Akan tetapi, apa yang dibayangkan sedemikian indah itu ternyata tidak terwujud.
Setelah selesai kuliah dan dinyatakan lulus, ijazah yang diperoleh oleh anaknya,
sekalipun sudah berkirim surat lamaran ke mana-mana, ternyata belum berhasil
mendapatkan pekerjaan. Akibatnya, ia menjadi tidak jelas, sebagai pegawai bukan,
berwirausaha pun juga tidak. Sebagian masyarakat beranggapan, perguruan tinggi
bukan mensejahterakan orang, melainkan justru menjadikan orang menjadi sarjana
pengangguran.

Penulis mencatat bahwa permasalahan pendidikan, khususnya pendidikan tinggi,


memang cukup banyak dan kompleks. Sehingga, dengan melihat berbagai
permasalah pokok diatas, termasuk masalah relevansi pendidikan di perguruan tinggi
tinggi dan kebutuhan dunia kerja. Salah satu masalah mendasar yang dihadapi
perguruan tinggi adalah problem relevansi dan mutu yang belum menggembirakan.
Pendidikan tinggi belum bisa menjadi faktor penting yang mampu melahirkan lulusan
dengan orientasi job creating dan kemandirian.

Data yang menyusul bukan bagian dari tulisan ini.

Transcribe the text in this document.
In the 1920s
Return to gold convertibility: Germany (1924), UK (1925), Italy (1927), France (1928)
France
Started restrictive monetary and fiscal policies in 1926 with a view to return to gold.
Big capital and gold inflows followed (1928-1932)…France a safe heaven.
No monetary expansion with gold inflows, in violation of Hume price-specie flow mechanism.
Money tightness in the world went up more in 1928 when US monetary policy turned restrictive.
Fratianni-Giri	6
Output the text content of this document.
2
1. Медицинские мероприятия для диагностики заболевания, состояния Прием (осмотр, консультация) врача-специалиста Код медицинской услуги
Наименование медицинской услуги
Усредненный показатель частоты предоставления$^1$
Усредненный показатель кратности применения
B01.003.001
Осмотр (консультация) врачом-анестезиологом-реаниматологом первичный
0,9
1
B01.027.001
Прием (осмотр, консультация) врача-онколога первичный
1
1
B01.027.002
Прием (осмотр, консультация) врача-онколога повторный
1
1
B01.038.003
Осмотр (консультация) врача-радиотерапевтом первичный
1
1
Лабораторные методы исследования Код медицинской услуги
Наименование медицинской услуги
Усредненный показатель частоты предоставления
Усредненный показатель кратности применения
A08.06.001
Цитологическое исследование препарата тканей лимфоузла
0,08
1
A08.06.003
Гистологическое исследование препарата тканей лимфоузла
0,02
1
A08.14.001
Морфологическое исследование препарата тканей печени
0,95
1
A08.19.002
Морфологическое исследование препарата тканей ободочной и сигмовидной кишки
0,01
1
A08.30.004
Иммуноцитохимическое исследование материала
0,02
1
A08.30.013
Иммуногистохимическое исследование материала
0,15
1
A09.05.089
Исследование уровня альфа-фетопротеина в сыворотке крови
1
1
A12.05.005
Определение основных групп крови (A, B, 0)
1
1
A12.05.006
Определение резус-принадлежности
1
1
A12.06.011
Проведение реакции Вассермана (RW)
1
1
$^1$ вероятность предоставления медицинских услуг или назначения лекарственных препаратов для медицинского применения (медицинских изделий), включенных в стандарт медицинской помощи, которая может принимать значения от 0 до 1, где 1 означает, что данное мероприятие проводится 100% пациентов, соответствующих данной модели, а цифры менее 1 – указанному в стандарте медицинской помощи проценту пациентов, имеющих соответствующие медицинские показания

Pengangguran terdidik lulusan perguruan tinggi terus bertambah. Perguruan Tinggi


belum sepenuhnya mampu melahirkan lulusan yang tentunya memiliki
kompetensi/keahlian yang dibutuhkan masyarakat. Tentu banyak juga prestasi yang
telah dicapai perguruan tinggi kita, akan tetapi gaung masalah ini lebih bergema
dibanding deretan prestasi-prestasi.

Melihat hal ini, kita selalu dituntut untuk mencari akar masalahnya. Apakah akar
masalahnya berada pada kurikulum dan literatur yang diberikan yang tidak
terkoordinasi, akreditasi kelembagaan yang tidak terukur, tenaga pendidik yang belum
terakreditasi, atau masalah lainnya. Dalam hal ini, setidaknya kita mencatat berbagai
kendala mendasar yang ada dalam dunia pendidikan tinggi yaitu:

Pertama, masih rendahnya kualitas pendidik. Masalah ini merupakan persoalan


krusial yang harus segera diatasi, karena akan berdampak signifikan terhadap lulusan
yang dihasilkan. Salah satu yang akan terdampak adalah indeks pembangunan
manusia (IPM) Indonesia yang selama ini dinilai masih rendah. Terkait dengan ini,
dibutuhkan perhatian yang serius dalam rangka meningkatkan kualitas pendidik. Para
dosen harus secara berkelanjutan melakukan update kemampuan dan ilmunya,
sesuai perkembangan ilmu pengetahuan dan teknologi yang terus berjalan.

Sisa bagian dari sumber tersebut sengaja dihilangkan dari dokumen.